一 神力品に云く、爾の時に千世界等文。
此の下は三に本門流通の文を引く、亦三と為す。初めに別付嘱の文を引き、次に総付嘱の文を引き、三に捃拾遺嘱を示す。
初めの別付嘱の文を引くに亦三と為す。初めに本化発誓の文を引き、次に十神力の文を引き、三に正しく結要付嘱の文を引く。

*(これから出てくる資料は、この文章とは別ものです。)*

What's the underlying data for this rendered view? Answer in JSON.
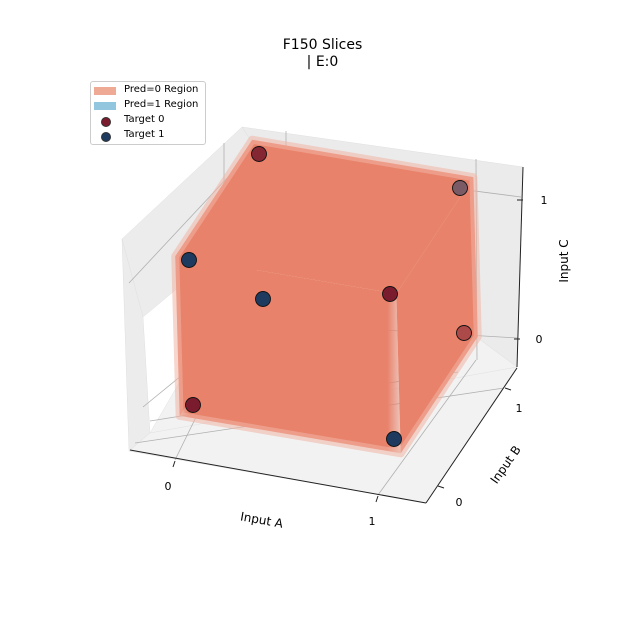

初めの本化発誓の文、亦二と為す。初めに正しく経文を引き、次に「天台」の下は釈。
初めの経文に云く「地より涌出せる者」とは、即ち「今の遣使還告」なり。「仏の滅後に於て」とは即ち是れ「悪世末法の時」なり。「当に広く此の経を説くべし」とは「寿量品の肝要たる名体宗用教の南無妙法蓮華経是れなり」と。発誓既に然なり。付嘱知るべし云云。
文に「天台の云く」等と云うは、此の下は釈、亦二と為す。初めに但本化の発誓のみ有ることを明かす。故に「但下方の発誓のみを見たり」と云うなり。

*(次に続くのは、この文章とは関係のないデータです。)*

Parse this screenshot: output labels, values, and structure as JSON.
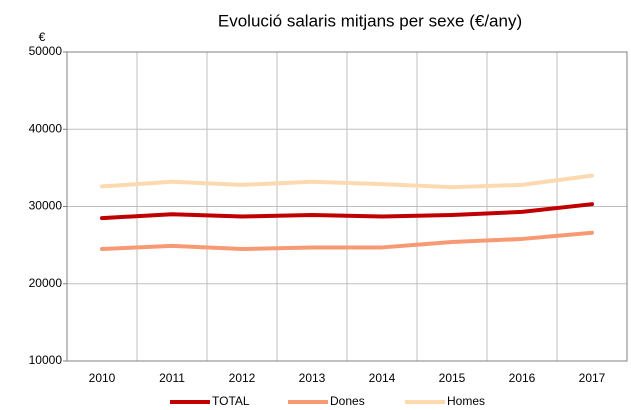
{
  "chart_data": {
    "type": "line",
    "title": "Evolució salaris mitjans per sexe (€/any)",
    "y_label": "€",
    "categories": [
      "2010",
      "2011",
      "2012",
      "2013",
      "2014",
      "2015",
      "2016",
      "2017"
    ],
    "series": [
      {
        "name": "TOTAL",
        "color": "#c00000",
        "values": [
          28500,
          29000,
          28700,
          28900,
          28700,
          28900,
          29300,
          30300
        ]
      },
      {
        "name": "Dones",
        "color": "#f79a74",
        "values": [
          24500,
          24900,
          24500,
          24700,
          24700,
          25400,
          25800,
          26600
        ]
      },
      {
        "name": "Homes",
        "color": "#fdd9b0",
        "values": [
          32600,
          33200,
          32800,
          33200,
          32900,
          32500,
          32800,
          34000
        ]
      }
    ],
    "ylim": [
      10000,
      50000
    ],
    "yticks": [
      10000,
      20000,
      30000,
      40000,
      50000
    ],
    "grid": true,
    "legend": "bottom"
  }
}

次に「道暹」の下は迹化の発誓無きを明かす、亦三と為す。初めに別付嘱は唯本化に限ることを明かし、次に「夫れ文殊」の下は暫時往来の菩薩なることを明かし、三に「又爾前」の下は本法所持の人に非ざることを明かすなり、
初めの文意に謂く、別付嘱は唯本化に限る。故に道暹の云く「此の経をば唯下方涌出の菩薩に付す」と云云。付嘱既に爾なり、発誓も亦然り。故に迹化の発誓無きなり。
問う、別付嘱は本化に限ると雖も、総付嘱は既に迹化に通ず。何ぞ発誓無からんや。
答う、別命に由り故に方に本化の発誓有り。発誓に由る故に即ち別付嘱あり。故に別命、発誓、付嘱、並びに是れ一例なり。又通命に由り即ち勧持品の発誓あり。勧持品の発誓に由り総付嘱有り、故に総付嘱は迹化に通ずるなり。故に亦一例なり。

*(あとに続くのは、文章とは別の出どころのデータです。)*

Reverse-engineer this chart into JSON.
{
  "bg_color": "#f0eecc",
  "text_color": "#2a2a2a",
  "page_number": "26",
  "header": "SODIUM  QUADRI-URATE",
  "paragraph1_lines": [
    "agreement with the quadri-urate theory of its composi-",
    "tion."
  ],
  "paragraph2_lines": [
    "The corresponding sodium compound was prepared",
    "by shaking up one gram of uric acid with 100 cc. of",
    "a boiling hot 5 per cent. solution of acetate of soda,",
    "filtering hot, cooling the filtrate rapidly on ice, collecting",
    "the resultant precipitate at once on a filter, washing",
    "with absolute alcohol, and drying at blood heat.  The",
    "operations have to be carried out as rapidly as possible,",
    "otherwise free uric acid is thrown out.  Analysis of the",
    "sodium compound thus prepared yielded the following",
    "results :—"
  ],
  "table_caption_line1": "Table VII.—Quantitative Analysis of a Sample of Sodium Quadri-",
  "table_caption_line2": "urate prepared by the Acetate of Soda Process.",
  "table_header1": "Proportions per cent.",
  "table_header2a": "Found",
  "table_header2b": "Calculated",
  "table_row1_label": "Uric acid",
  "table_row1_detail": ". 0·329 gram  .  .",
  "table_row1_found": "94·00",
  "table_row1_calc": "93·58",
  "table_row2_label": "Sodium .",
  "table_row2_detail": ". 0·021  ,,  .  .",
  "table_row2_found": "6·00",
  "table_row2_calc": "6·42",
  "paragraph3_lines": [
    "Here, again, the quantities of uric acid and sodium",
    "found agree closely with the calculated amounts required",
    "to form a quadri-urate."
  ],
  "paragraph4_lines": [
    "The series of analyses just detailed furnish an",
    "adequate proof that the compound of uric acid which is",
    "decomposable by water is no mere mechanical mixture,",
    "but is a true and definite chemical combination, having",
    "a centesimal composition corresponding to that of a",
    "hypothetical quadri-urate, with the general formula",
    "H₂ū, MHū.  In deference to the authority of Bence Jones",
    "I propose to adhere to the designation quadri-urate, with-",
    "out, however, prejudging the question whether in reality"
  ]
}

次の文意に謂く、若し本化の菩薩は塵劫常に此の土に住し釈尊の初発心の弟子なり。故に発誓有り。然るに文殊等は他方他仏の弟子にして暫時往来の菩薩なり。故に発誓無きなり。
問う、縦い他方他仏の弟子にして暫時往来の菩薩なりと雖も、何ぞ必ずしも発誓なからんや。例せば過八恒沙は他方他仏の弟子にして暫時往来の菩薩なりと雖も、而も発誓有るが如し。他方すら尚爾なり。況や文殊等をや。如何。
答う、既に他方他仏の弟子・暫時往来の菩薩を止めて「止みね善男子」と説く。故に其の義正しく文殊等の迹化をも止むるに当れり。故に重ねて更に発誓あるべからざるなり。
第三の文意は、本化は既に是れ本法所持の人なり。故に発誓有り。文殊等は是れ権迹の菩薩にして本法所持の人に非ず。故に発誓無きなり。